By David K. Randall
NEW YORK, Nov 9 (Reuters) - Nate Silver is an oxymoron come to life: the famous statistician.
After successfully calling the Electoral College results in all 50 states ahead of the U.S. presidential election, Silver, the man behind the popular FiveThirtyEight blog, has quickly become a symbol of the new power of data in politics.
Television pundits across the political spectrum praised his accuracy on the night of the election. His book, "The Signal and the Noise," about the science of prediction, shot up to number two on Amazon.com.
Silver spoke with Reuters Thursday evening. Here is an edited and condensed version of the conversation.
Q: Some of the more established polls this year had some of the worst results. Why do you think that was?
A: I think pollsters have to get back to the basics here. Do you have a poll that is actually calling everyone? Some of the polls that didn't include cellphones had bad years and that's what you would expect. If you aren't taking a representative sample, you won't get a representative snapshot. Polls on the Internet, like Ipsos, and those like it did pretty well. We are living our lives more online and you need to have different ways to capture that. (Ipsos is the polling partner of Reuters. A report by Fordham University ranked Ipsos/Reuters first of 28 polling organizations in accuracy of final, national pre-election estimates.)
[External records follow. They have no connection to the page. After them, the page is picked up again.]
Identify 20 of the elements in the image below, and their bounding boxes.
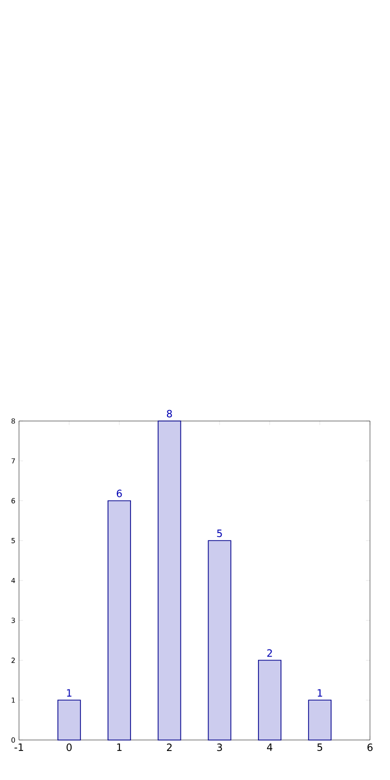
data-label: 5 xyxy=(217,530,222,538)
x-tick-label: 6 xyxy=(368,744,373,752)
bar xyxy=(57,700,81,740)
data-label: 1 xyxy=(318,689,322,697)
data-label: 8 xyxy=(166,410,172,418)
x-tick-label: 3 xyxy=(217,744,222,752)
bar xyxy=(208,540,232,740)
data-label: 2 xyxy=(267,649,272,657)
data-label: 1 xyxy=(67,689,72,697)
bar xyxy=(308,700,332,740)
x-tick-label: 4 xyxy=(267,744,272,751)
data-label: 6 xyxy=(116,490,122,498)
x-tick-label: 2 xyxy=(166,744,172,751)
x-tick-label: 5 xyxy=(317,744,322,751)
bar xyxy=(108,500,131,740)
x-tick-label: 0 xyxy=(66,744,72,752)
bar xyxy=(158,420,182,740)
x-tick-label: 1 xyxy=(117,744,122,751)
bar xyxy=(258,660,282,740)
x-tick-label: -1 xyxy=(14,744,24,751)
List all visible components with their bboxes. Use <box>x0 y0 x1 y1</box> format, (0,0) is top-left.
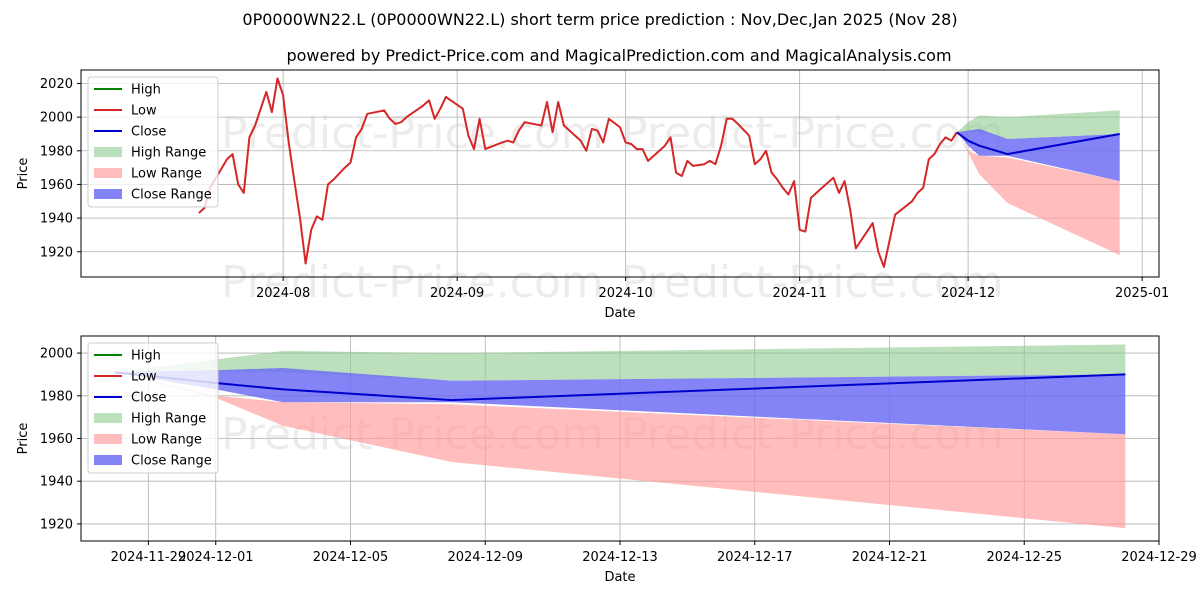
legend-label: Close <box>131 125 166 140</box>
watermark: Predict-Price.com <box>621 108 1004 159</box>
y-tick-label: 1920 <box>40 517 73 532</box>
legend-label: Low <box>131 370 157 385</box>
legend-swatch <box>94 168 122 178</box>
plot-area <box>114 344 1126 529</box>
legend-swatch <box>94 434 122 444</box>
y-tick-label: 1920 <box>40 245 73 260</box>
chart-subtitle: powered by Predict-Price.com and Magical… <box>286 46 951 65</box>
legend-label: Close Range <box>131 188 212 203</box>
high-range-band <box>956 110 1120 139</box>
legend-swatch <box>94 147 122 157</box>
legend-label: Low <box>131 104 157 119</box>
x-tick-label: 2024-10 <box>598 286 652 301</box>
y-axis-label: Price <box>16 158 31 190</box>
legend: High Low Close High Range Low Range Close Ran… <box>87 342 219 474</box>
legend: High Low Close High Range Low Range Close Ran… <box>87 76 219 208</box>
x-tick-label: 2024-11-29 <box>111 550 187 565</box>
plot-frame <box>80 69 1160 278</box>
x-tick-label: 2024-12-25 <box>986 550 1062 565</box>
low-line <box>198 77 958 268</box>
y-tick-label: 2020 <box>40 77 73 92</box>
legend-label: Close <box>131 391 166 406</box>
legend-label: High Range <box>131 146 206 161</box>
x-tick-label: 2024-12 <box>941 286 995 301</box>
x-tick-label: 2024-09 <box>430 286 484 301</box>
watermark: Predict-Price.com <box>221 108 604 159</box>
legend-label: Low Range <box>131 433 202 448</box>
x-axis-label: Date <box>604 570 635 585</box>
x-tick-label: 2024-08 <box>256 286 310 301</box>
chart-title: 0P0000WN22.L (0P0000WN22.L) short term p… <box>242 10 957 29</box>
legend-label: High <box>131 349 161 364</box>
gridlines <box>81 70 1159 277</box>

Q: Before the election, you were criticized by some politicians and pundits who said the race was much closer than what your model suggested. Where was the discrepancy?
A: It helps to have a set of rules that you set up. You have to look at the data in a consistent way and an unbiased way and not be fooled by the noise associated with polling. So many people were distracted by the fact that you had polling firms that had outliers, whether from error or poor methodology. The outlier polls got the headlines, whereas the consensus was clear that Obama had a lead in the swing states.
Q: How did you get interested in forecasting?
A: A lot of it was baseball. It was hoping to win my fantasy league that drew me to sabermetrics (which applies statistical analysis to predict the performance of athletes). I was drafting Bobby Bonilla and Robin Ventura, these players who had big, brand names that weren't that good anymore. I then started to apply this stuff to analyze real world problems.
Q: What are the limitations of predictive modeling? Where doesn't it work?
A: A lot of things can't be modeled very well. In the book, I look at how difficult it is for economists to forecast jobs and growth. The techniques used are either algorithms or you spitball it (guess at the answer). Neither works all that well. Some of that is acknowledging that the economy is an incredibly complex organization. It's hard to predict 3 million people interacting with each other. Politics are an empirically answerable question. The polls in general elections are pretty reliable, and you can trust them 90 percent of the time. That's not as true in primary elections because it's a different turnout.
Q: Politicians take their own polls, of course, and have their own ways of analyzing data. Did you talk with either the Obama or Romney campaigns about how they were doing it?
A: Only a little bit. I think there are a lot of great reporters who have good conversations with the campaigns, and I had conversations with the campaigns, too. I trust the public information more.
Q: How will polling change before the 2016 election?
A: Polls did pretty well on the whole, but in four years you will see more Internet-based polling. That's really a success story this year, and those firms did quite well for themselves. The Google poll was almost perfect, much better than the Gallup poll. We're living in a world where Google beats Gallup.